What, blind? “Surely Research still has the recipe,” Miles put in, feeling he was at last getting the alarming drift of this argument. “They can mix up more if they really want it. Fresh.”

“Shut up, Vorkosigan,” Bonn growled desperately out of the corner of his mouth, as General Metzov snapped, “Open your lip tonight with one more sample of your humor, Ensign, and I’ll put you on charges.”

Miles’s lips closed over his teeth in a tight glassy smile. Subordination. The Prince Serg, he reminded himself. Metzov could go drink the fetaine, for all Miles cared, and it would be no skin off his nose. His clean nose, remember?

“Have you never heard of the fine old battlefield practice of shooting the man who disobeys your order, Lieutenant?” Metzov went on to Bonn.

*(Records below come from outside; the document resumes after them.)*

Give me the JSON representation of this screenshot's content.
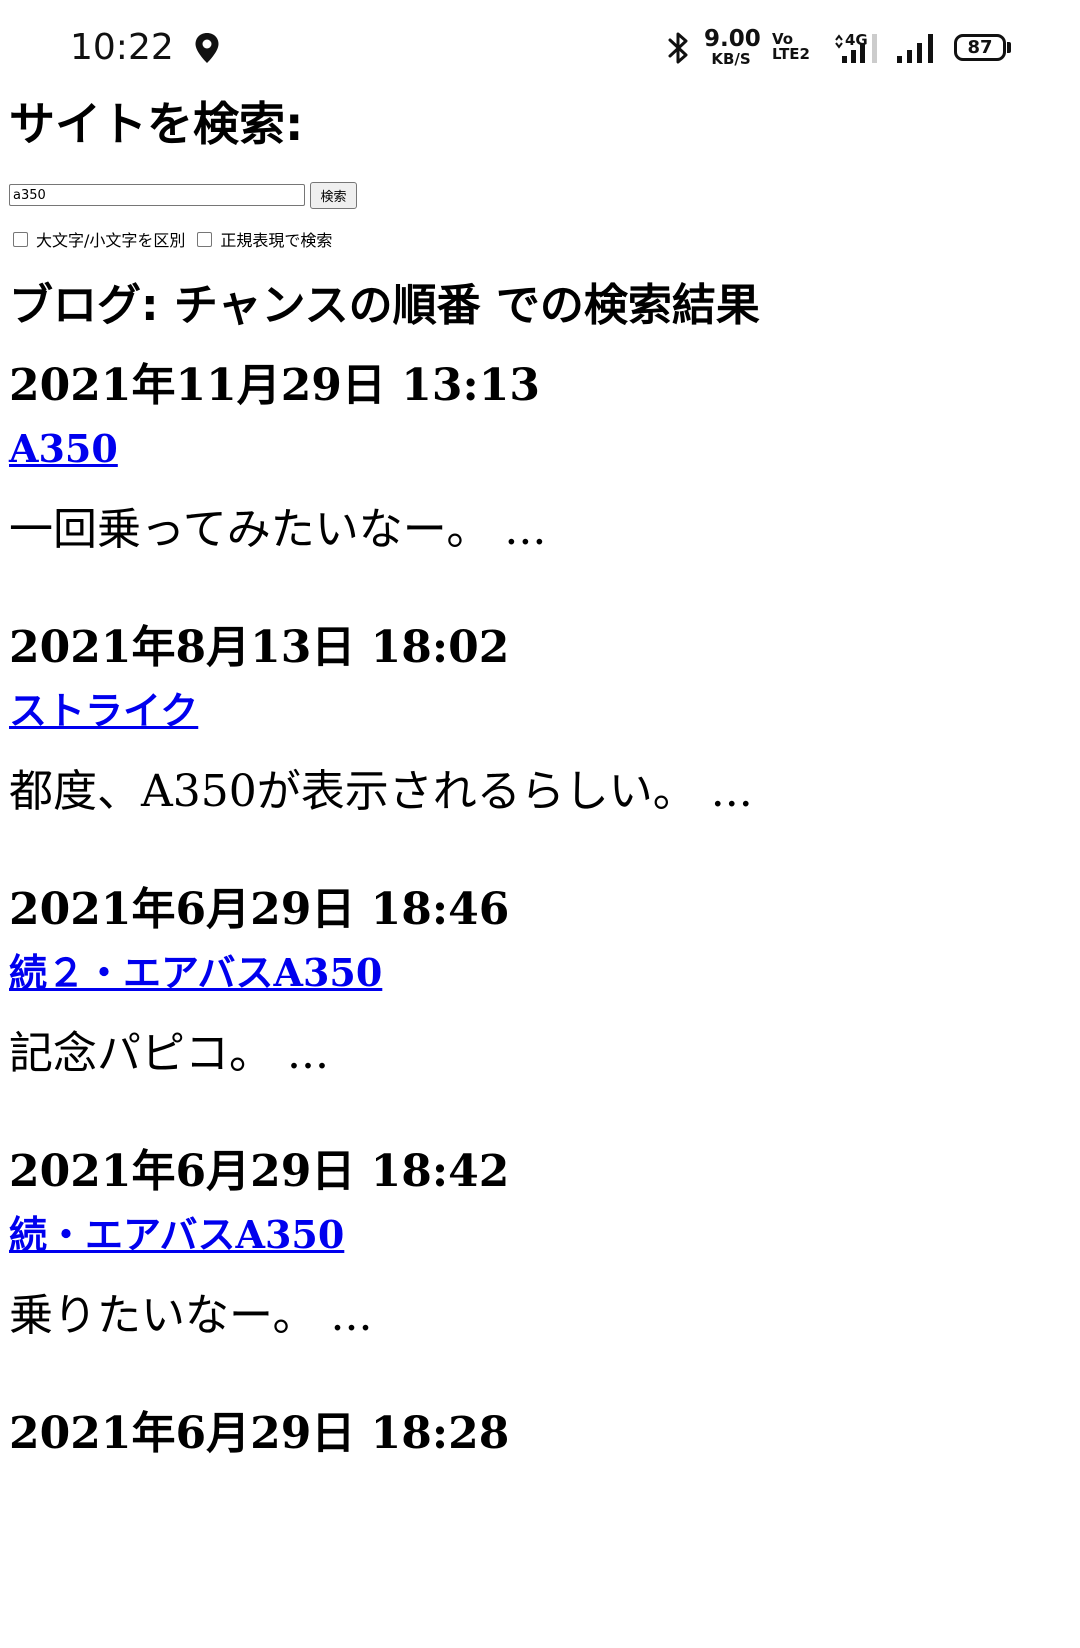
{
  "status_bar": {
    "time": "10:22",
    "net_speed_value": "9.00",
    "net_speed_unit": "KB/S",
    "volte_top": "Vo",
    "volte_bottom": "LTE2",
    "network_type": "4G",
    "battery_level": "87",
    "icons": [
      "location-icon",
      "bluetooth-icon",
      "signal-icon",
      "battery-icon"
    ]
  },
  "search": {
    "title": "サイトを検索:",
    "query": "a350",
    "button_label": "検索",
    "option_case": "大文字/小文字を区別",
    "option_regex": "正規表現で検索"
  },
  "results": {
    "heading": "ブログ: チャンスの順番 での検索結果",
    "items": [
      {
        "date": "2021年11月29日 13:13",
        "title": "A350",
        "snippet": "一回乗ってみたいなー。 ..."
      },
      {
        "date": "2021年8月13日 18:02",
        "title": "ストライク",
        "snippet": "都度、A350が表示されるらしい。 ..."
      },
      {
        "date": "2021年6月29日 18:46",
        "title": "続２・エアバスA350",
        "snippet": "記念パピコ。 ..."
      },
      {
        "date": "2021年6月29日 18:42",
        "title": "続・エアバスA350",
        "snippet": "乗りたいなー。 ..."
      },
      {
        "date": "2021年6月29日 18:28",
        "title": "",
        "snippet": ""
      }
    ]
  },
  "colors": {
    "link": "#0000ee",
    "text": "#000000",
    "background": "#ffffff"
  }
}
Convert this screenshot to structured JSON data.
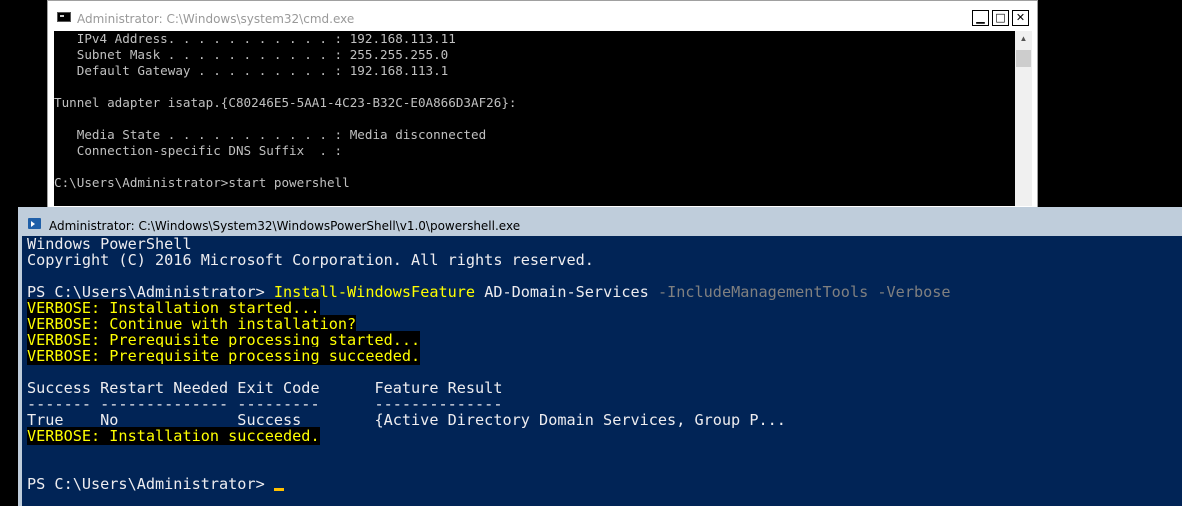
{
  "cmd_window": {
    "title": "Administrator: C:\\Windows\\system32\\cmd.exe",
    "controls": {
      "minimize": "▁",
      "maximize": "□",
      "close": "✕"
    },
    "lines": [
      "   IPv4 Address. . . . . . . . . . . : 192.168.113.11",
      "   Subnet Mask . . . . . . . . . . . : 255.255.255.0",
      "   Default Gateway . . . . . . . . . : 192.168.113.1",
      "",
      "Tunnel adapter isatap.{C80246E5-5AA1-4C23-B32C-E0A866D3AF26}:",
      "",
      "   Media State . . . . . . . . . . . : Media disconnected",
      "   Connection-specific DNS Suffix  . :",
      "",
      "C:\\Users\\Administrator>start powershell"
    ],
    "scroll_up_glyph": "▲"
  },
  "ps_window": {
    "title": "Administrator: C:\\Windows\\System32\\WindowsPowerShell\\v1.0\\powershell.exe",
    "header_lines": [
      "Windows PowerShell",
      "Copyright (C) 2016 Microsoft Corporation. All rights reserved."
    ],
    "prompt": "PS C:\\Users\\Administrator> ",
    "command": {
      "cmdlet": "Install-WindowsFeature",
      "argument": " AD-Domain-Services ",
      "params": "-IncludeManagementTools -Verbose"
    },
    "verbose_lines": [
      "VERBOSE: Installation started...",
      "VERBOSE: Continue with installation?",
      "VERBOSE: Prerequisite processing started...",
      "VERBOSE: Prerequisite processing succeeded."
    ],
    "result_table": {
      "header": "Success Restart Needed Exit Code      Feature Result",
      "separator": "------- -------------- ---------      --------------",
      "row": "True    No             Success        {Active Directory Domain Services, Group P..."
    },
    "final_verbose": "VERBOSE: Installation succeeded.",
    "final_prompt": "PS C:\\Users\\Administrator> ",
    "colors": {
      "background": "#012456",
      "foreground": "#eeedf0",
      "verbose": "#ffff00",
      "parameter": "#808080",
      "cursor": "#ffc000"
    }
  }
}
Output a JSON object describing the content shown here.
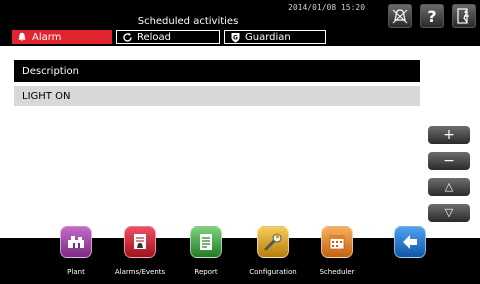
{
  "header": {
    "title": "Scheduled activities",
    "datetime": "2014/01/08 15:20"
  },
  "tabs": [
    {
      "label": "Alarm",
      "color": "#e2242f"
    },
    {
      "label": "Reload"
    },
    {
      "label": "Guardian"
    }
  ],
  "table": {
    "header": "Description",
    "rows": [
      "LIGHT ON"
    ]
  },
  "side_buttons": [
    "+",
    "−",
    "△",
    "▽"
  ],
  "bottom_nav": [
    {
      "label": "Plant",
      "icon": "plant-icon",
      "color": "#a23fa8"
    },
    {
      "label": "Alarms/Events",
      "icon": "alarms-events-icon",
      "color": "#d21e36"
    },
    {
      "label": "Report",
      "icon": "report-icon",
      "color": "#3aa23a"
    },
    {
      "label": "Configuration",
      "icon": "configuration-icon",
      "color": "#e0a51c"
    },
    {
      "label": "Scheduler",
      "icon": "scheduler-icon",
      "color": "#e98b2b"
    },
    {
      "label": "",
      "icon": "back-arrow-icon",
      "color": "#1f78d6"
    }
  ]
}
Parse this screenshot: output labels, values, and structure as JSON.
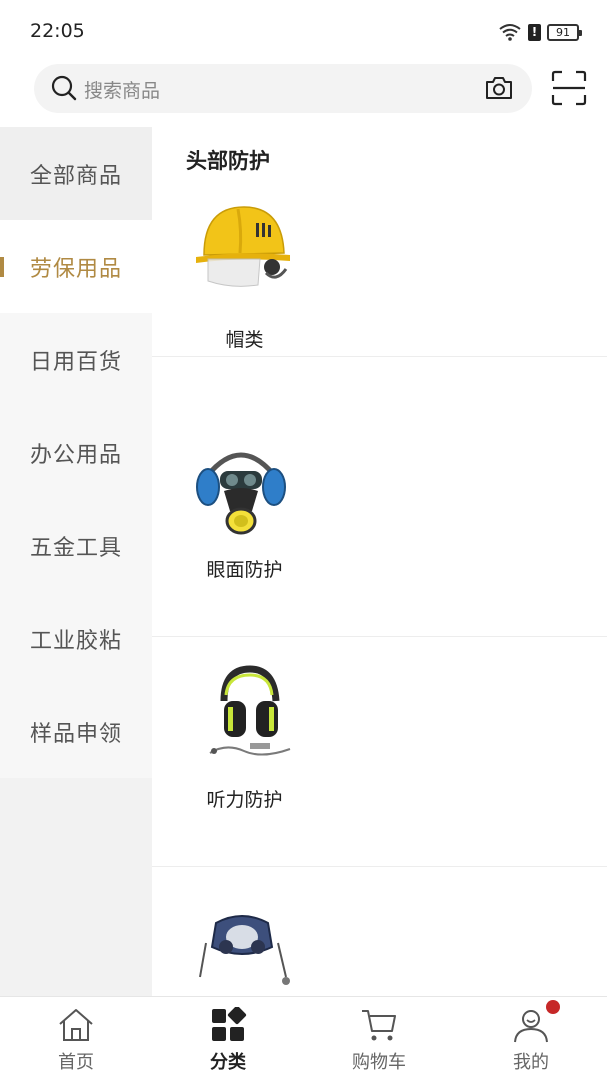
{
  "status_bar": {
    "time": "22:05",
    "battery_level": "91",
    "alert_glyph": "!"
  },
  "search": {
    "placeholder": "搜索商品"
  },
  "sidebar": {
    "items": [
      {
        "label": "全部商品"
      },
      {
        "label": "劳保用品"
      },
      {
        "label": "日用百货"
      },
      {
        "label": "办公用品"
      },
      {
        "label": "五金工具"
      },
      {
        "label": "工业胶粘"
      },
      {
        "label": "样品申领"
      }
    ],
    "active_index": 1
  },
  "content": {
    "section_title": "头部防护",
    "items": [
      {
        "label": "帽类",
        "icon": "safety-helmet-image"
      },
      {
        "label": "眼面防护",
        "icon": "respirator-mask-image"
      },
      {
        "label": "听力防护",
        "icon": "earmuff-image"
      },
      {
        "label": "",
        "icon": "half-mask-image"
      }
    ]
  },
  "tab_bar": {
    "tabs": [
      {
        "label": "首页",
        "icon": "home-icon"
      },
      {
        "label": "分类",
        "icon": "category-icon"
      },
      {
        "label": "购物车",
        "icon": "cart-icon"
      },
      {
        "label": "我的",
        "icon": "profile-icon"
      }
    ],
    "active_index": 1
  },
  "colors": {
    "accent": "#b08a43",
    "badge": "#c62828",
    "sidebar_bg": "#f2f2f2"
  }
}
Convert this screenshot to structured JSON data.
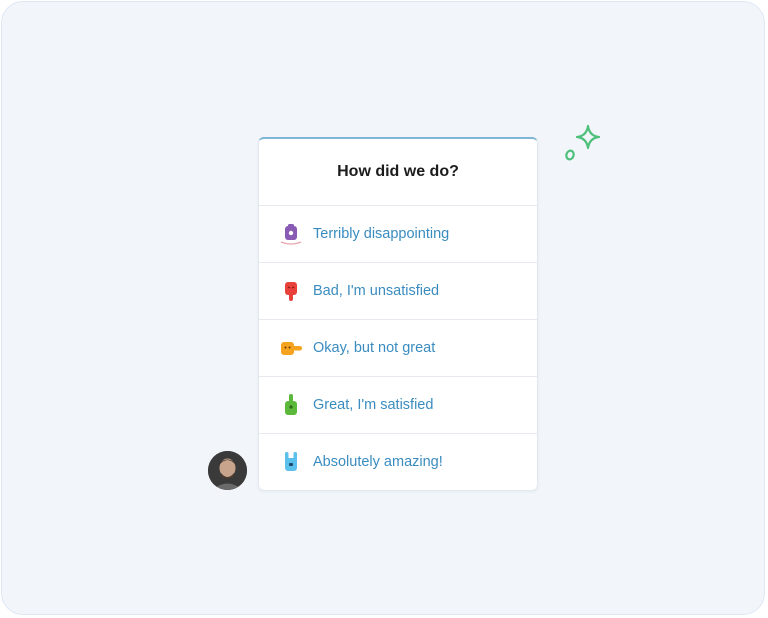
{
  "survey": {
    "title": "How did we do?",
    "options": [
      {
        "label": "Terribly disappointing",
        "icon": "purple-sad-face-icon",
        "color": "#8a5bb5"
      },
      {
        "label": "Bad, I'm unsatisfied",
        "icon": "red-thumbs-down-icon",
        "color": "#e8413a"
      },
      {
        "label": "Okay, but not great",
        "icon": "orange-sideways-thumb-icon",
        "color": "#f5a21e"
      },
      {
        "label": "Great, I'm satisfied",
        "icon": "green-thumbs-up-icon",
        "color": "#5cb83a"
      },
      {
        "label": "Absolutely amazing!",
        "icon": "blue-rock-hand-icon",
        "color": "#5bc0eb"
      }
    ]
  },
  "decorations": {
    "sparkle_color": "#4fc07c",
    "accent_border": "#7fb6d8"
  }
}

“I . . . don’t think I can make that threat, sir,” said Bonn stiffly.

And besides, thought Miles, we’re not on a battlefield. Are we?

“Techs!” said Metzov in a tone of disgust. “I didn’t say threaten, I said shoot. Make one example, the rest will fall in line.”

Miles decided he didn’t much care for Metzov’s brand of humor, either. Or was the general speaking literally?

“Sir, fetaine is a violent mutagen,” said Bonn doggedly. “I’m not at all sure the rest would fall into line, no matter what the threat. It’s a pretty unreasonable topic. I’m . . . a little unreasonable about it myself.”

“So I see.” Metzov stared at him coldly. His glare passed on to Yaski, who swallowed and stood straighter, his spine offering no concession. Miles tried to cultivate invisibility.

“If you’re going to go on pretending to be military officers, you techs need a lesson in how to extract obedience from your men,” Metzov decided. “Both of you go and assemble your crew in front of Admin in twenty minutes. We’re going to have a little old-fashioned discipline parade.”

“You’re not—seriously thinking of shooting anyone, are you?” said Lieutenant Yaski in alarm.

Metzov smiled sourly. “I doubt I’ll have to.” He regarded Miles. “What’s the outside temperature right now, Weather Officer?”

“Five degrees of frost, sir,” replied Miles, careful now to speak only when spoken to.